With a programmable network, he says, software can collect information about the network as a whole, so data travels more efficiently. A more complete view of a network, explains Scott Shenker, professor of electrical engineering and computer science at the University of California, Berkeley, is a product of two things: the first is OpenFlow firmware (software embedded in hardware) that taps into the switches and routers to read the state of the hardware and to direct traffic; the second is a network operating system that creates a network map and chooses the most efficient route.
OpenFlow and a network operating system "provide a consistent view of the network and do that at once for many applications," says McKeown. "It becomes trivial to find new paths."
Some OpenFlow research projects require just a couple hundred lines of code to completely change the data traffic patterns in a network—with dramatic results. In one project, McKeown says, researchers reduced a data center's energy consumption by 60 percent simply by rerouting network traffic within the center and turning off switches when they weren't in use.
This sort of research has caught the attention of big companies, and is one reason why the ONF was formed. Google is interested in speeding up the networks that connect its data centers. These data centers generally communicate through specified paths, but if a route fails, traffic needs to be rerouted, says Urs Hoelzle, senior vice president of operations at Google. Using standard routing instructions, this process can take 20 minutes. If Google had more control over how the data flowed, it could reroute within seconds, Hoelzle says.
Cisco, a company that builds the hardware that routes much of the data on the Internet, sees ONF as a way to help customers build better Internet services. Facebook, for example, relies on Cisco hardware to serve up status updates, messages, pictures, and video to hundreds of millions of people worldwide. "You can imagine the flood of data," says McNab.
Future ONF standards could let people program a network to get different kinds of performance when needed, says McNab. Building that sort of functionality into Cisco hardware could make it more appealing to Internet services that need to be fast.

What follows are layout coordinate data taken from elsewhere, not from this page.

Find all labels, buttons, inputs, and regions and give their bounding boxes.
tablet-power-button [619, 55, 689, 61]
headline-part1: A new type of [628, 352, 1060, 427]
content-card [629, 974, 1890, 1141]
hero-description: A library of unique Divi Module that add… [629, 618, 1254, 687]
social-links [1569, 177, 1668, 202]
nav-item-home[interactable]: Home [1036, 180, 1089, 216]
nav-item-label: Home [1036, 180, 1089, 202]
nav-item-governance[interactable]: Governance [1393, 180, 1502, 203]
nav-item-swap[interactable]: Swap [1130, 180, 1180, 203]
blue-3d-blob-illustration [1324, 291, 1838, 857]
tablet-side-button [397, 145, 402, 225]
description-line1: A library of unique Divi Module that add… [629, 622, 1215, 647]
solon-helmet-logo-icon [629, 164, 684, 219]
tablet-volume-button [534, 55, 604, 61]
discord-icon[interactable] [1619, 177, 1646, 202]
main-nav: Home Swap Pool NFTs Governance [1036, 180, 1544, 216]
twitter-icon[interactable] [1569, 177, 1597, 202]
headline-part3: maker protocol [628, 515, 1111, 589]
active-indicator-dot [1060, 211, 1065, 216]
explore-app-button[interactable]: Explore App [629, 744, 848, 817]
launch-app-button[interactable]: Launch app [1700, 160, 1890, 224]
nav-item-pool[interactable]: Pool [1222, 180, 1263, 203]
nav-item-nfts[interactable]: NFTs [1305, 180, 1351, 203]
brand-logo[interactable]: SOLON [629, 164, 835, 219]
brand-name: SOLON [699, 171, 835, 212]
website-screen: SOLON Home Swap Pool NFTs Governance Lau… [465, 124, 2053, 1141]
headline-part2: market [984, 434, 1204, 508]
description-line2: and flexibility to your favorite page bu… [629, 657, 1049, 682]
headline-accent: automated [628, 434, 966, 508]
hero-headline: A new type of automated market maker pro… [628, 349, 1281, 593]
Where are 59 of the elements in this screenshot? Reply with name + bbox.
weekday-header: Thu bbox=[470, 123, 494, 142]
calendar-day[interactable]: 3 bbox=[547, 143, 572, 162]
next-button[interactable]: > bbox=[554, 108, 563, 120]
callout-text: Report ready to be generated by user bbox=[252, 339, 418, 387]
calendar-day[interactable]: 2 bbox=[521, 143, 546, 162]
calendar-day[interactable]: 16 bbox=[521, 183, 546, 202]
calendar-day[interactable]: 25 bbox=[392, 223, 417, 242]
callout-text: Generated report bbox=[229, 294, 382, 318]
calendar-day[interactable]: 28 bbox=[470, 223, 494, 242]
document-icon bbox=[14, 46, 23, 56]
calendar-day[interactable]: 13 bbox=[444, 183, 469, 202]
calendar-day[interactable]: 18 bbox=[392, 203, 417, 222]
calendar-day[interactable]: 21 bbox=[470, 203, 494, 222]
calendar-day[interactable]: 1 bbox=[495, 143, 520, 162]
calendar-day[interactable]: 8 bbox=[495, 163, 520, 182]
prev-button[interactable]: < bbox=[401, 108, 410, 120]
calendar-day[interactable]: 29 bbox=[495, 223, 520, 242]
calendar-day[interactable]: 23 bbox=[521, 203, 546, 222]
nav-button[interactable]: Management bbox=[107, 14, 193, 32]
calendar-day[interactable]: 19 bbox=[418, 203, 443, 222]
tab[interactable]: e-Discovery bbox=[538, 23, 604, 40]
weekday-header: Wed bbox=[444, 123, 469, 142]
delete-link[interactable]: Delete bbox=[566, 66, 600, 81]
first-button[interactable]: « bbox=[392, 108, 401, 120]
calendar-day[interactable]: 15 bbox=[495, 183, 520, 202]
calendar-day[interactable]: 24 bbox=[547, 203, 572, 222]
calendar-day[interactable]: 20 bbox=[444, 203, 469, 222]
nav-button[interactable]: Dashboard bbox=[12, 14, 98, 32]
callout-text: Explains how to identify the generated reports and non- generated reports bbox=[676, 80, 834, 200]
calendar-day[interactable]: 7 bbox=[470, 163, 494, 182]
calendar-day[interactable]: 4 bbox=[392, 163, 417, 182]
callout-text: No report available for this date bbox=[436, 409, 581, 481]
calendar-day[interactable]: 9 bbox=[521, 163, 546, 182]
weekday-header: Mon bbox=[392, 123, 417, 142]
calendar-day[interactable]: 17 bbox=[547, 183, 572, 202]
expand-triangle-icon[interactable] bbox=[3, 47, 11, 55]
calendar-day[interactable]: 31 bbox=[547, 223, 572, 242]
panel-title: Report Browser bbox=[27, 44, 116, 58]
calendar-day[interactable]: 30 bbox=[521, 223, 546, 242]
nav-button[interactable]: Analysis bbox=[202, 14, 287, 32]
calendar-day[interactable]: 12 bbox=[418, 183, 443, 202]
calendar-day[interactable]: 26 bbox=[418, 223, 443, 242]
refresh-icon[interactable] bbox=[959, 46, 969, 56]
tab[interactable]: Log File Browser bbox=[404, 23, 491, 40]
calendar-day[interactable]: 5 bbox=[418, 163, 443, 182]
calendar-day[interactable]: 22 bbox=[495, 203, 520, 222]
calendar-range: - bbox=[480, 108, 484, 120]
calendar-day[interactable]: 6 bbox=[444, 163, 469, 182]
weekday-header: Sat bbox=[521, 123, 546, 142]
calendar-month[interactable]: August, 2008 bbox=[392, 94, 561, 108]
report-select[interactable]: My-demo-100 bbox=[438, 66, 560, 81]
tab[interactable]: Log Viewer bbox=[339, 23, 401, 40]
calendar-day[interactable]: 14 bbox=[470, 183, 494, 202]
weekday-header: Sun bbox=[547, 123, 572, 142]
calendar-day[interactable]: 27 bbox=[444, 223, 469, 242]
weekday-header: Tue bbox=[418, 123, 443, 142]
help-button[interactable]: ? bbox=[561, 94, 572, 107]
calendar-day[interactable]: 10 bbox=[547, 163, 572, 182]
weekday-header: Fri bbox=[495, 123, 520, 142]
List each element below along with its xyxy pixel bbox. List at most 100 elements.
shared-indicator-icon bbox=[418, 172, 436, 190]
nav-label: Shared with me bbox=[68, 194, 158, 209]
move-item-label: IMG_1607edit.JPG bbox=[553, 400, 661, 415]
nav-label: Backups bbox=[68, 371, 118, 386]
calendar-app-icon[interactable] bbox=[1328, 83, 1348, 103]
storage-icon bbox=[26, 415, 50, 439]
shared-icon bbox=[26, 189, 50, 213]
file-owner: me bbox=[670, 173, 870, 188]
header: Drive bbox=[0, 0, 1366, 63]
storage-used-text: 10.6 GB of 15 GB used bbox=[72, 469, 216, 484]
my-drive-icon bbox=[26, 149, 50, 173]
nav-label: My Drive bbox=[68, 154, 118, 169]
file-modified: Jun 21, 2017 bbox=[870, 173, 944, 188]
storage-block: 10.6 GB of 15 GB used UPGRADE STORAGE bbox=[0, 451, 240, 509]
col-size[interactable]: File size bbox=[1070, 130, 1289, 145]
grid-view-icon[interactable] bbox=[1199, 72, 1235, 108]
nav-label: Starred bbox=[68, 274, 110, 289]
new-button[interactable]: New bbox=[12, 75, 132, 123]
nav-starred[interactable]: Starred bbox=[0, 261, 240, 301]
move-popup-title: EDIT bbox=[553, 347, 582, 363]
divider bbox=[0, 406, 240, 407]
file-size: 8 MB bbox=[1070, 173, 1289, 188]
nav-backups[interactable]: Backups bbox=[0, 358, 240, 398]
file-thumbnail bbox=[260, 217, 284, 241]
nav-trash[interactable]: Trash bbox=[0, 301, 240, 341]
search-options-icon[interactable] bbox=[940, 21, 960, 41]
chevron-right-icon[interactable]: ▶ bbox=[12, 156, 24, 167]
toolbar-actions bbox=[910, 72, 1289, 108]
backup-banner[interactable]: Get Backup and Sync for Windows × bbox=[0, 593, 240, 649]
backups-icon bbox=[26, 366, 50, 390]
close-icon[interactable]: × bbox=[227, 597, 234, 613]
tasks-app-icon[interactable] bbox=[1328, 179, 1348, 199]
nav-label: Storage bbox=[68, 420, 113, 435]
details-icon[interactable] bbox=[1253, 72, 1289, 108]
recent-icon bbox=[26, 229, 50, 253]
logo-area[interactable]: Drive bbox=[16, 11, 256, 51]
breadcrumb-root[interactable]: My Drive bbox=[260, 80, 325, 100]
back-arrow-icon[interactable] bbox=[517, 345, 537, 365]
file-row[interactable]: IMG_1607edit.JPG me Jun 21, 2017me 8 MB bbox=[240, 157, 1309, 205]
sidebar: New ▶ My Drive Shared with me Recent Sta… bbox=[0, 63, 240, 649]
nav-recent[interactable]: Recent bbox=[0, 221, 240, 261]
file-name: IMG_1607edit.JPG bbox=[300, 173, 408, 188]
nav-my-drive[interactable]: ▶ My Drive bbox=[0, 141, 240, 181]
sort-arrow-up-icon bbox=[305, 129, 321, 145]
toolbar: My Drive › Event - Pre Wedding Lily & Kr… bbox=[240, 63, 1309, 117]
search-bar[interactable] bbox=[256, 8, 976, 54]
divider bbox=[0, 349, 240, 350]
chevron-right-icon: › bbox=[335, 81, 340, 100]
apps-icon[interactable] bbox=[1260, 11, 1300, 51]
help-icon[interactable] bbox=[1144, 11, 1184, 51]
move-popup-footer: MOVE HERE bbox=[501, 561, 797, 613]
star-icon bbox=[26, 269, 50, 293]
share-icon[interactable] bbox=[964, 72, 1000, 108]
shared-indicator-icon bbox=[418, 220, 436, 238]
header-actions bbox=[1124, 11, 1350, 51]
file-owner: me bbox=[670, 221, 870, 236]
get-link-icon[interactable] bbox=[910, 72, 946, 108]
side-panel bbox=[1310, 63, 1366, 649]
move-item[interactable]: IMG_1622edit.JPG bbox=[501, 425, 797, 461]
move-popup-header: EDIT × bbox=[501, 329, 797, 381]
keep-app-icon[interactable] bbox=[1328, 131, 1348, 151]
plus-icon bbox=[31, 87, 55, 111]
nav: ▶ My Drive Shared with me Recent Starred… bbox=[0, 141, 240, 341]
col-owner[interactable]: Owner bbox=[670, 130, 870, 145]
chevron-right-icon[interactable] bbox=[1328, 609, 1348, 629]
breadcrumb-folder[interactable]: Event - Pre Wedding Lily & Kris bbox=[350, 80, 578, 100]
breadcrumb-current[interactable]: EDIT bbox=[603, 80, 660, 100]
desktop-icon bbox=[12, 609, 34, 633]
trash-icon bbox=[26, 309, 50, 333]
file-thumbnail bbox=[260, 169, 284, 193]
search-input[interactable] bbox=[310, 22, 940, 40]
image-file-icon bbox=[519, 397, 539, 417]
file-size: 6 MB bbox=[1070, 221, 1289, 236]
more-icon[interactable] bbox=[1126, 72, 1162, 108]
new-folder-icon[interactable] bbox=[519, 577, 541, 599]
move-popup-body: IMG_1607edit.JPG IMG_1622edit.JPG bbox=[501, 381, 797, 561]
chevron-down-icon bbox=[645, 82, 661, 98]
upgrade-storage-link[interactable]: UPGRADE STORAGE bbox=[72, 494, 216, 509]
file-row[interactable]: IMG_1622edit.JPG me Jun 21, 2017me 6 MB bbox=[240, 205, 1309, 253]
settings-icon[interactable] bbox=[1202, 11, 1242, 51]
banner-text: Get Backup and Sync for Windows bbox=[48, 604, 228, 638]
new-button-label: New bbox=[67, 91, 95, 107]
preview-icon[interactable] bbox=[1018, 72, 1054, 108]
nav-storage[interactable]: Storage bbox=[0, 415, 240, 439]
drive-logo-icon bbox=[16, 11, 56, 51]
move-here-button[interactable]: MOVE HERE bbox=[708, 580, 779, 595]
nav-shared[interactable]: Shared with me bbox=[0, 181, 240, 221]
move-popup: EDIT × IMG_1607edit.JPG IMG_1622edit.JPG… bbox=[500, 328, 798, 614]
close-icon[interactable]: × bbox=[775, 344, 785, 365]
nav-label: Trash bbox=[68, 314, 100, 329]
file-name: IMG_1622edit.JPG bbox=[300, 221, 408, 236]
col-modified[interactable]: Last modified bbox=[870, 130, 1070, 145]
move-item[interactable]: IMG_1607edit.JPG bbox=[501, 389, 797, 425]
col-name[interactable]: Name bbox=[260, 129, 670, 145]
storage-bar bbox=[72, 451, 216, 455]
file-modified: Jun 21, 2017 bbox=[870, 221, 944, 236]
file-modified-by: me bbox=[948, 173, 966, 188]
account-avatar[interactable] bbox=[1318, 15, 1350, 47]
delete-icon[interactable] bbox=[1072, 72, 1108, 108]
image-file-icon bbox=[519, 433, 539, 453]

The first goal of the ONF is to take over the specifications of OpenFlow, says McKeown. As a research project, OpenFlow has found success on more than a dozen campuses, but it needs to be modified so it can work well at various companies. The next step is to develop easy-to-use interfaces that let people program networks just as they would program a computer or smart phone. "This is a very big step for the ONF," he says, because it could increase the adoption of standards and speed up innovation for network applications. He says the process could take two years.
In the meantime, companies including Google, Cisco, and others will test open networking protocols on their internal networks—in essence, they'll be testing out a completely new kind of Internet.